Medical Research Council Mitochondrial Biology Unit , Wellcome Trust/MRC Building, Hills Road, Cambridge, U.K.
ACS Med Chem Lett. 2014 Nov 18;5(12):1304-1307. doi: 10.1021/ml5003635. eCollection 2014 Dec 11.
Ionizing radiation (IR) triggers mitochondrial overproduction of HO and accumulation of lipid hydroperoxides leading to the induction of apoptotic and necroptotic cell death pathways. Given the high catalytic efficiency of the seleno-enzyme glutathione peroxidase (Gpx) toward reduction of lipid hydroperoxides and HO, we tested the potential of mitochondria-targeted derivatives of ebselen to mitigate the deleterious effects of IR. We report that 2-[[2-[4-(3-oxo-1,2-benzoselenazol-2-yl)phenyl]acetyl]amino]ethyl-triphenyl-phosphonium chloride (MitoPeroxidase 2) was effective in reducing lipid hydroperoxides, preventing apoptotic cell death, and, when administered 24 h postirradiation, increased the survival of mice exposed to whole body γ-irradiation.

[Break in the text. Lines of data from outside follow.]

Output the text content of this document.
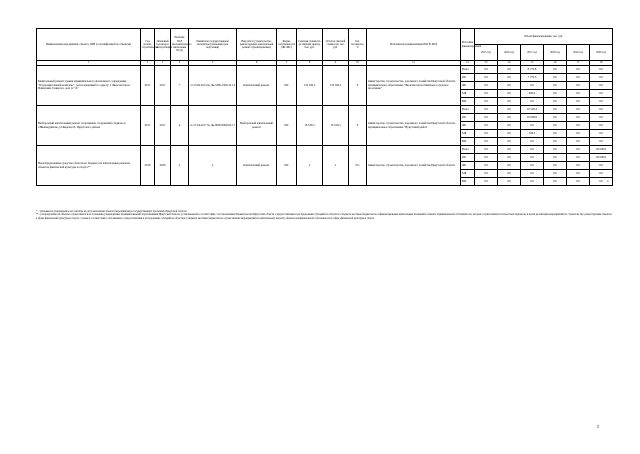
Наименование мероприятия, объекта, ПИР (с расшифровкой по объектам)	Год начала строительства	Плановый год ввода в эксплуатацию	Наличие ПСД (положительного заключения ПСД)	Реквизиты государственной экспертизы (плановый срок получения)	Вид работ (строительство, реконструкция, капитальный ремонт, проектирование)	Форма собственности (ФС/МС)	Сметная стоимость (в текущих ценах), тыс. руб.	Остаток сметной стоимости, тыс. руб.	Тех. готовность, %	Исполнитель (наименование ИОГВ, МО)	Источник финансирования	Объем финансирования, тыс. руб.					
												2015 год	2016 год	2017 год	2018 год	2019 год	2020 год
1	2	3	4	5	6	7	8	9	10	11	12	13	14	15	16	17	18
Капитальный ремонт здания муниципального автономного учреждения "Оздоровительный комплекс", расположенный по адресу: г. Железногорск-Илимский, 6 квартал, дом 12 "А"	2017	2017	+	от 23.04.2014 № Дк-3360-1509/14 14	Капитальный ремонт	МС	133 184,3	133 184,3	0	министерство строительства, дорожного хозяйства Иркутской области, муниципальное образование "Железногорск-Илимское городское поселение"	Всего	0,0	0,0	8 179,8	0,0	0,0	0,0
											ОБ	0,0	0,0	7 770,5	0,0	0,0	0,0
											ФБ	0,0	0,0	0,0	0,0	0,0	0,0
											МБ	0,0	0,0	409,0	0,0	0,0	0,0
											ВИ	0,0	0,0	0,0	0,0	0,0	0,0
Выборочный капитальный ремонт спортивных сооружений стадиона в г.Нижнеудинске, ул.Кирова,25, Иркутского района	2017	2017	н	от 27.04.2017 № Дк-0000-0000/02-17	Выборочный капитальный ремонт	МС	10 526,3	10 526,3	0	министерство строительства, дорожного хозяйства Иркутской области, муниципальное образование "Нукутский район"	Всего	0,0	0,0	10 526,3	0,0	0,0	0,0
											ОБ	0,0	0,0	10 000,0	0,0	0,0	0,0
											ФБ	0,0	0,0	0,0	0,0	0,0	0,0
											МБ	0,0	0,0	526,3	0,0	0,0	0,0
											ВИ	0,0	0,0	0,0	0,0	0,0	0,0
Нераспределенные средства областного бюджета на капитальные ремонты объектов физической культуры и спорта**	2018	2020	х	х	Капитальный ремонт	МС	х	х	0%	министерство строительства, дорожного хозяйства Иркутской области	Всего	0,0	0,0	0,0	0,0	0,0	50 000,0
											ОБ	0,0	0,0	0,0	0,0	0,0	50 000,0
											ФБ	0,0	0,0	0,0	0,0	0,0	0,0
											МБ	0,0	0,0	0,0	0,0	0,0	0,0
											ВИ	0,0	0,0	0,0	0,0	0,0	0,0 »;
* – указывается утверждаемое на сентябрь на дату включения объекта (мероприятия) в государственную программу Иркутской области
**– распределение на объекты осуществляется на основании утвержденных муниципальными образованиями Иркутской области, установленной в соответствии с постановлением Правительства Иркутской области о предоставлении и распределении субсидий из областного бюджета местным бюджетам на софинансирование капитальных вложений в объекты муниципальной собственности, которые осуществляются из местных бюджетов, в целях реализации мероприятий по строительству, реконструкции объектов в сфере физической культуры и спорта, а также в соответствии с положением о предоставлении и расходовании субсидий из областного бюджета местным бюджетам на осуществление мероприятий по капитальному ремонту объектов муниципальной собственности в сфере физической культуры и спорта
5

电离辐射(IR)会引发线粒体中羟基自由基(HO)的过量产生以及脂质氢过氧化物的积累,从而导致凋亡和坏死性细胞死亡途径的诱导。鉴于硒酶谷胱甘肽过氧化物酶(Gpx)对脂质氢过氧化物和HO还原具有较高的催化效率,我们测试了线粒体靶向的依布硒啉衍生物减轻IR有害影响的潜力。我们报告称,2-[[2-[4-(3-氧代-1,2-苯并硒唑-2-基)苯基]乙酰基]氨基]乙基三苯基氯化膦(线粒体过氧化物酶2)在减少脂质氢过氧化物、防止凋亡性细胞死亡方面有效,并且在照射后24小时给药时,可提高全身γ照射小鼠的存活率。